Enabling profiling for applications

Enabling the profiling for an application is on-demand and part of the CI/CD pipeline. It can be done by setting the right pipeline variable when required. By default, the application is deployed without profiling enabled.

This is achieved by modifying the Application Docker file and embedding certain steps into the same that are only executed when the feature flag for profiling is enabled in the pipeline. This way the application docker image that is built has the necessary steps required for its profiling baked into it.

Once this application is deployed, the steps that are baked in perform 2 basic tasks:

Task 1: Enable Runtime argument to enable application profiling at startup.

ARG ENABLE_PROFILINGENV JFR_ARG=${ENABLE_PROFILING:+"-XX:StartFlightRecording=disk=true,maxage=3m,dumponexit=true, filename=/tmp/jfr/dump/logs/<APP_NAME>.jfr -XX:FlightRecorderOptions=maxchunksize=1M,memorysize=1M,repository=/tmp/jfr/dump/logs"}ENV JAVA_OPTS="$CONTAINER_MEMORY $G1_GC $SECURITY_OPTS $SHOW_SETTINGS $JFR_ARG"

Task 2: Setup the Amazon S3 sync script to sync JFR files with the FS

RUN if [ "$ENABLE_PROFILING" = "TRUE" ] ; then apt-get -y install awscli ; fi RUN if [ "$ENABLE_PROFILING" = "TRUE" ] ; then touch tmp/cron.log ; fiCOPY s3_sync.sh tmp/s3_sync.shRUN if [ "$ENABLE_PROFILING" = "TRUE" ] ; then (crontab -l; echo "*/3 * * * * sh /tmp/s3_sync.sh >> /tmp/cron.log 2>&1") | crontab ; fi

A few things to note in these tasks:

In the first task, the runtime argument for JFR has the 2 attributes maxchunksize and memorysize. These attributes enable us to create chunks of a defined size. It also has another attribute maxage that defines the maximum duration of disk data. These parameters help us to rotate and only keep a set number of file chunks each with a unique name on the disk so that we do not bloat up the disk space on the application container.
In the second task, s3_sync.sh is a custom script we’ve created to copy over the JFR file chunks to a defined location in Amazon S3. The script runs periodically defined by a cron job set up on the container.

Retrieving JFR Files

These JFR files that are synced to Amazon S3 can then later be retrieved using an in-house tooling application called SpringBoard. This application requires the developer to specify a time range and the ID of the application pod that they want to analyze. The application then creates a job in the background to do the following tasks sequentially:

Fetch the JFR Files from Amazon S3 by filtering them based on the pod ID and time range provided by the developer.
Stitch the JFR Files using the jfr utility to create a single JFR File.
Upload the stitched JFR File back to Amazon S3.
Update the Download URL for the same as the output of the job.

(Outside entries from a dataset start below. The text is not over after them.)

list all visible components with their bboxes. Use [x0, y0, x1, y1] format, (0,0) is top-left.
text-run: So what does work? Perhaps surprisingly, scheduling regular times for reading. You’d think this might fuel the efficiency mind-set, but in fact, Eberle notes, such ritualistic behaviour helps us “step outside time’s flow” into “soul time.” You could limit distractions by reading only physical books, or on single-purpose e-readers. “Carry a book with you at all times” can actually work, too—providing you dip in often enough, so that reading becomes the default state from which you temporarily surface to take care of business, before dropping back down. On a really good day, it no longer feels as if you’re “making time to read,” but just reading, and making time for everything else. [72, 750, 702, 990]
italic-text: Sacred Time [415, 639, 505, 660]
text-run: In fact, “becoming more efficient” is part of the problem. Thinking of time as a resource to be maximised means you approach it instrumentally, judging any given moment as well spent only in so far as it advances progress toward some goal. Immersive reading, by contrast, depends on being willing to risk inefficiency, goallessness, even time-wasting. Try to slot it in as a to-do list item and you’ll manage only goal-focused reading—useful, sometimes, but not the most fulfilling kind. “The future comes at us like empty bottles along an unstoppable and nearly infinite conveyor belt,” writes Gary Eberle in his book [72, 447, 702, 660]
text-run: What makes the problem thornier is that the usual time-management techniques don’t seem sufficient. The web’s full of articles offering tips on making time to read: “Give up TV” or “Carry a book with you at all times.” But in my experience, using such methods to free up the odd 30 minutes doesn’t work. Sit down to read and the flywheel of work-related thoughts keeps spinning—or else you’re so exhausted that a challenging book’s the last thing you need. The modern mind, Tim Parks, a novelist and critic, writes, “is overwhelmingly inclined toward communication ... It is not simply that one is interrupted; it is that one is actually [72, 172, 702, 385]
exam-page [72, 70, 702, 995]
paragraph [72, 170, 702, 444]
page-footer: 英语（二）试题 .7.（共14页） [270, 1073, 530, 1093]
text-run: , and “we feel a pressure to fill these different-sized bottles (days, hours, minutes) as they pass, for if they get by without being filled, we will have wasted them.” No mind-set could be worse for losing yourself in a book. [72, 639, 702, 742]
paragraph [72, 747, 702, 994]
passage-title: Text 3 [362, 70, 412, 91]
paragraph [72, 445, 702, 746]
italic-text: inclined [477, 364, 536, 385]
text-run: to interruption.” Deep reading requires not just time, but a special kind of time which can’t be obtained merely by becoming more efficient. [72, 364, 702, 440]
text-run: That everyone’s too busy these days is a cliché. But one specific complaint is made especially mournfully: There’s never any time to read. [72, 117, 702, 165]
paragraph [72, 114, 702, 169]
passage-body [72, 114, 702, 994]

This way once the job is complete and the download URL is available to the developer, they can then download that JFR file over to their local system for further analysis.

Visualizing JFR Files with Java Mission Control

Once we have a recorded and stitched JFR file, we can import that into Java Mission Control (JMC). JMC will read the time series data and generate insights and graphs that can help you dig out the performance gremlins (if any).

It also generates a nifty summary report that indicates if there are any performance bottlenecks that it has automatically detected.

Road Ahead

While we have a system in place, there is certainly a lot of scope for improvements in terms of how we have integrated it with our applications.

First, we want to completely decouple the activity of syncing the JFR files from the application using a sidecar container. The sidecar can be dynamically attached to the application pod using the Kubernetes admission controller. This will avoid the applications having to change their setup to enable profiling. The separate container would also help us manage resources better.

Secondly, we have planned to look at the recent developments that have been made to the Java Flight Recorder to now be able to perform JFR Event Streaming since Java 14. We are looking at how we can leverage this to move away from a file-based approach altogether.

These are certainly exciting times for someone looking into this space with the fact that Java Flight Recorder is now open source, it makes it all the more exciting to contribute towards the development of a tool that certainly provides so much value.